A 79-year-old metal detectorist famed for finding the north’s largest hoard of Roman coins has turned his attention to school playing fields picking up nearly £2000 worth of change that has dropped out of pupils’ pockets.
Eric Soane spends entire days combing playgrounds for coins to boost the coffers of cash-strapped schools.
And the amateur treasure hunter, who is one of Scotland’s top suppliers of treasure trove, has been reaping the rewards of his past time by banking more than 20,000 coins.
He said the reaction from the school pupils when he hand-delivers a wad of notes was priceless.
"I couldn’t believe the reception I got at Obsdale Primary School in Alness," he said.
"The head-teacher was over the moon.
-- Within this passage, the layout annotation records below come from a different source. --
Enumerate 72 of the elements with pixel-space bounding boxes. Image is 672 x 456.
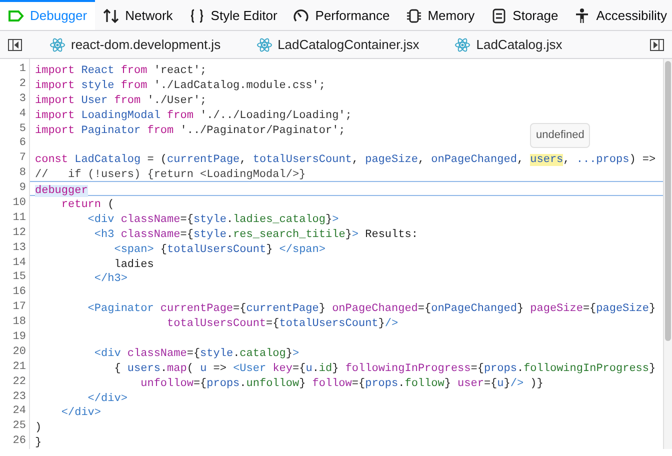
line-number: 1 [19, 62, 26, 77]
line-number: 7 [19, 151, 26, 166]
line-number: 10 [12, 196, 26, 211]
person-icon [574, 8, 590, 24]
atom-icon [256, 38, 272, 52]
code-line: ) [35, 422, 42, 434]
gauge-icon [293, 8, 310, 24]
line-number: 26 [12, 434, 26, 450]
source-tab[interactable]: react-dom.development.js [50, 34, 221, 54]
code-line: import style from './LadCatalog.module.css'; [35, 80, 326, 92]
line-number: 16 [12, 285, 26, 300]
code-line: // if (!users) {return <LoadingModal/>} [35, 169, 306, 182]
code-line: <h3 className={style.res_search_titile}> Results: [93, 228, 418, 241]
line-number: 2 [19, 76, 26, 92]
code-line: </h3> [93, 273, 128, 286]
sidebar-toggle-icon[interactable] [8, 38, 22, 50]
line-number: 11 [12, 210, 26, 226]
code-line: <div className={style.ladies_catalog}> [86, 214, 339, 226]
source-tab[interactable]: LadCatalog.jsx [455, 34, 562, 54]
toolbox-tab[interactable]: Performance [285, 0, 398, 30]
code-line: </div> [86, 392, 128, 405]
code-line: unfollow={props.unfollow} follow={props.follow} user={u}/> )} [140, 378, 544, 390]
toolbox-tab[interactable]: Debugger [0, 0, 96, 30]
line-number: 24 [12, 404, 26, 420]
storage-icon [490, 8, 507, 24]
code-line: <div className={style.catalog}> [93, 348, 300, 360]
line-number: 21 [12, 360, 26, 375]
panel-toggle-icon[interactable] [650, 38, 664, 50]
toolbox-tab[interactable]: Memory [398, 0, 483, 30]
code-line: totalUsersCount={totalUsersCount}/> [166, 318, 398, 330]
line-number: 17 [12, 300, 26, 316]
code-line: </div> [60, 407, 102, 420]
code-line: <Paginator currentPage={currentPage} onPageChanged={onPageChanged} pageSize={pageSize} [86, 303, 656, 316]
scrollbar[interactable] [663, 59, 672, 450]
toolbox-tab[interactable]: Network [95, 0, 181, 30]
line-number: 18 [12, 315, 26, 330]
line-number: 12 [12, 226, 26, 241]
line-number: 9 [19, 181, 26, 196]
arrows-icon [103, 8, 120, 24]
debugger-icon [8, 10, 24, 22]
line-number: 23 [12, 390, 26, 404]
code-line: import React from 'react'; [35, 65, 207, 77]
code-line: const LadCatalog = (currentPage, totalUsersCount, pageSize, onPageChanged, users, ...props) => [35, 154, 656, 166]
line-number: 4 [19, 106, 26, 122]
code-line: <span> {totalUsersCount} </span> [113, 244, 326, 256]
atom-icon [50, 38, 65, 52]
code-line: { users.map( u => <User key={u.id} followingInProgress={props.followingInProgress} [113, 362, 656, 375]
toolbox-tab[interactable]: Storage [482, 0, 566, 30]
braces-icon [188, 8, 205, 24]
line-number: 25 [12, 419, 26, 434]
line-number: 6 [19, 136, 26, 152]
line-number: 20 [12, 344, 26, 360]
toolbox-tab[interactable]: Style Editor [180, 0, 286, 30]
code-line: return ( [60, 199, 114, 212]
toolbox-tab[interactable]: Accessibility [566, 0, 672, 30]
line-number: 22 [12, 374, 26, 390]
line-number: 15 [12, 270, 26, 286]
source-tab[interactable]: LadCatalogContainer.jsx [256, 34, 420, 54]
code-line: import LoadingModal from './../Loading/Loading'; [35, 110, 352, 122]
line-number: 14 [12, 256, 26, 270]
line-number: 3 [19, 92, 26, 107]
line-number: 13 [12, 240, 26, 256]
line-number: 19 [12, 330, 26, 345]
line-number: 8 [19, 166, 26, 182]
line-number: 5 [19, 122, 26, 136]
atom-icon [455, 38, 470, 52]
tooltip: undefined [530, 123, 590, 148]
code-line: import Paginator from '../Paginator/Paginator'; [35, 124, 346, 137]
code-line: import User from './User'; [35, 94, 207, 107]
code-line: } [35, 437, 42, 450]
code-line: ladies [113, 258, 154, 271]
chip-icon [406, 8, 422, 24]
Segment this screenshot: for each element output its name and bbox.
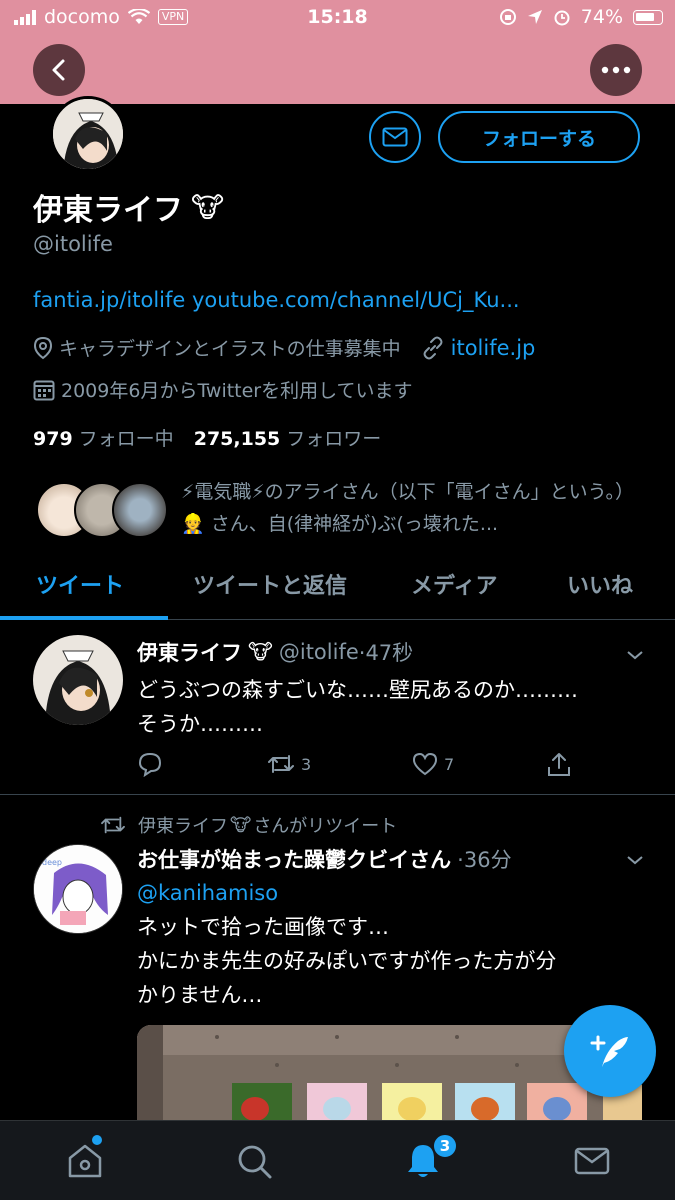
compose-feather-icon — [590, 1035, 628, 1067]
messages-icon[interactable] — [572, 1141, 612, 1181]
tweet-text: @kanihamiso ネットで拾った画像です… かにかま先生の好みぽいですが作… — [137, 876, 637, 1012]
envelope-icon — [382, 127, 408, 147]
tweet-header: 伊東ライフ 🐮 @itolife ·47秒 — [137, 637, 413, 667]
back-button[interactable] — [33, 44, 85, 96]
following-label: フォロー中 — [78, 428, 174, 450]
tweet-avatar[interactable]: deep — [33, 844, 123, 934]
reply-button[interactable] — [137, 751, 267, 777]
like-count: 7 — [444, 754, 455, 774]
active-tab-indicator — [0, 616, 168, 620]
tweet-author-handle: @itolife — [278, 640, 359, 664]
tweet-author-name[interactable]: 伊東ライフ — [137, 637, 242, 667]
svg-text:deep: deep — [42, 858, 62, 867]
retweet-icon — [268, 755, 294, 773]
known-follower-avatar — [112, 482, 168, 538]
status-bar: docomo VPN 15:18 74% — [0, 0, 675, 36]
retweeted-by-label: 伊東ライフ 🐮 さんがリツイート — [100, 812, 397, 838]
profile-handle: @itolife — [33, 232, 113, 256]
tweet-timestamp: ·36分 — [457, 848, 512, 872]
tweet-text: どうぶつの森すごいな……壁尻あるのか……… そうか……… — [137, 673, 637, 741]
alarm-icon — [554, 10, 570, 26]
mention-link[interactable]: @kanihamiso — [137, 876, 637, 910]
battery-icon — [633, 9, 663, 25]
following-link[interactable]: 979 フォロー中 — [33, 428, 174, 450]
retweet-icon — [101, 816, 125, 834]
reply-icon — [138, 752, 162, 777]
tab-tweets-and-replies[interactable]: ツイートと返信 — [193, 568, 347, 600]
known-followers-text: ⚡電気職⚡のアライさん（以下「電イさん」という。）👷 さん、自(律神経が)ぶ(っ… — [181, 481, 635, 535]
tweet-avatar[interactable] — [33, 635, 123, 725]
tweet-timestamp: ·47秒 — [358, 641, 414, 665]
retweet-suffix: さんがリツイート — [253, 816, 398, 837]
message-button[interactable] — [369, 111, 421, 163]
known-follower-avatars — [36, 482, 168, 538]
location-pin-icon — [33, 336, 53, 359]
tweet-text-line: どうぶつの森すごいな……壁尻あるのか……… — [137, 678, 578, 702]
tweet[interactable]: 伊東ライフ 🐮 @itolife ·47秒 どうぶつの森すごいな……壁尻あるのか… — [0, 621, 675, 795]
retweet-button[interactable]: 3 — [267, 752, 412, 776]
link-icon — [423, 336, 443, 359]
heart-icon — [412, 752, 438, 776]
battery-percent: 74% — [580, 6, 623, 28]
follow-button[interactable]: フォローする — [438, 111, 640, 163]
tweet-author-name[interactable]: お仕事が始まった躁鬱クビイさん — [137, 844, 451, 874]
cow-emoji: 🐮 — [191, 190, 225, 224]
cow-emoji: 🐮 — [248, 640, 273, 664]
profile-meta-location: キャラデザインとイラストの仕事募集中 itolife.jp — [33, 334, 535, 361]
follow-counts: 979 フォロー中 275,155 フォロワー — [33, 424, 381, 451]
home-icon[interactable] — [65, 1141, 105, 1181]
followers-link[interactable]: 275,155 フォロワー — [194, 428, 382, 450]
more-options-button[interactable] — [590, 44, 642, 96]
retweet-count: 3 — [301, 754, 312, 774]
tweet-text-line: そうか……… — [137, 712, 263, 736]
profile-avatar[interactable] — [50, 96, 126, 172]
search-icon[interactable] — [234, 1141, 274, 1181]
chevron-left-icon — [52, 59, 65, 81]
joined-text: 2009年6月からTwitterを利用しています — [61, 380, 413, 402]
followers-label: フォロワー — [286, 428, 382, 450]
known-followers[interactable]: ⚡電気職⚡のアライさん（以下「電イさん」という。）👷 さん、自(律神経が)ぶ(っ… — [36, 476, 675, 546]
tweet-text-line: かりません… — [137, 983, 263, 1007]
rotation-lock-icon — [499, 9, 516, 25]
profile-tabs: ツイート ツイートと返信 メディア いいね — [0, 556, 675, 620]
followers-count: 275,155 — [193, 428, 281, 450]
tab-likes[interactable]: いいね — [567, 568, 633, 600]
bio-links[interactable]: fantia.jp/itolife youtube.com/channel/UC… — [33, 288, 520, 312]
profile-name: 伊東ライフ 🐮 — [33, 185, 224, 229]
home-new-indicator — [92, 1135, 102, 1145]
location-text: キャラデザインとイラストの仕事募集中 — [59, 338, 401, 360]
website-link[interactable]: itolife.jp — [451, 336, 536, 360]
calendar-icon — [33, 380, 55, 400]
tweet-header: お仕事が始まった躁鬱クビイさん ·36分 — [137, 844, 512, 874]
tweet-text-line: かにかま先生の好みぽいですが作った方が分 — [137, 949, 557, 973]
profile-meta-joined: 2009年6月からTwitterを利用しています — [33, 376, 413, 403]
cow-emoji: 🐮 — [230, 814, 252, 836]
share-button[interactable] — [547, 751, 571, 777]
tab-tweets[interactable]: ツイート — [36, 568, 124, 600]
tab-media[interactable]: メディア — [411, 568, 497, 600]
tweet-actions: 3 7 — [137, 751, 577, 777]
profile-name-text: 伊東ライフ — [33, 193, 183, 228]
notification-badge: 3 — [432, 1133, 458, 1159]
more-dots-icon — [601, 66, 631, 74]
tweet-text-line: ネットで拾った画像です… — [137, 915, 389, 939]
compose-tweet-button[interactable] — [564, 1005, 656, 1097]
like-button[interactable]: 7 — [412, 752, 547, 776]
location-icon — [527, 10, 542, 24]
bottom-tab-bar: 3 — [0, 1120, 675, 1200]
following-count: 979 — [33, 428, 73, 450]
chevron-down-icon[interactable] — [625, 850, 645, 870]
share-icon — [548, 753, 570, 776]
chevron-down-icon[interactable] — [625, 645, 645, 665]
retweeter-name: 伊東ライフ — [138, 816, 228, 837]
profile-header-banner — [0, 36, 675, 104]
And one of the little girls who took the money from me made a fan out of all the notes and held it out to her classmates and they were all going ‘ooooh wow’. It was the best reception that I have ever had."
Mr Soane took up metal detecting 15 years ago after a career in gunsmithing and social care.
The pensioner, who lives at Tornagrain, works with the National Museums of Scotland, Inverness Museum and the Highlanders Museum to piece together the past at significant sites in the local area.
He prides himself on being the "fastest finder" in the north and has hit the national news headlines for his discoveries.
His biggest yield came when his metal detector struck on part of a 36 denarii Roman coin hoard during a clean up of discarded tent pegs at Belladrum.
A dig led by archaeologist Dr Fraser Hunter uncovered the rest of what was the first Roman coin hoard to be discovered in the Beauly area.
And one of his proudest moments was unearthing a gold wedding band that had slipped off a newlywed’s finger when she was helping to gather corn in 1958.
He was delighted to reunite Joan MacLeod, of Cabrich, Kirkhill, with her cherished ring. although it would no longer go on her arthritically swelled finger.
His work on school playing fields is ongoing and he has so far scoured the grounds of 17 schools in the Inverness and Easter Ross areas.
He has uncovered 22,331 coins worth £1710 with his most lucrative days spent at Raigmore Primary in Inverness, where he picked up 3500 coins worth £185.
Rosebank Primary in Nairn was his second best hit where he found 3127 coins with when banked returned £160.
He said the idea for the venture came to him on a whim.
"I was up at Raigmore Primary fixing a fence one day and I saw all the kids playing out in the fields and that’s when I thought ‘they’re bound to be losing stuff and if every one of them just lost a coin per year that would be quite a lot’.
"As it turned out they were losing more than one per year, a lot more."
Carla Tunnicliffe, acting head teacher at Raigmore Primary, said: "The school is really appreciative of receiving the money Mr Soane finds in the school grounds."
A Highland Council spokeswoman added: "Mr Soane sought permission from the schools’ head teachers that he metal detects at. It is important to note that some people cannot metal detect on land without the owner’s permission."
There are also strict Treasure Trove laws that metal detectorists must abide by.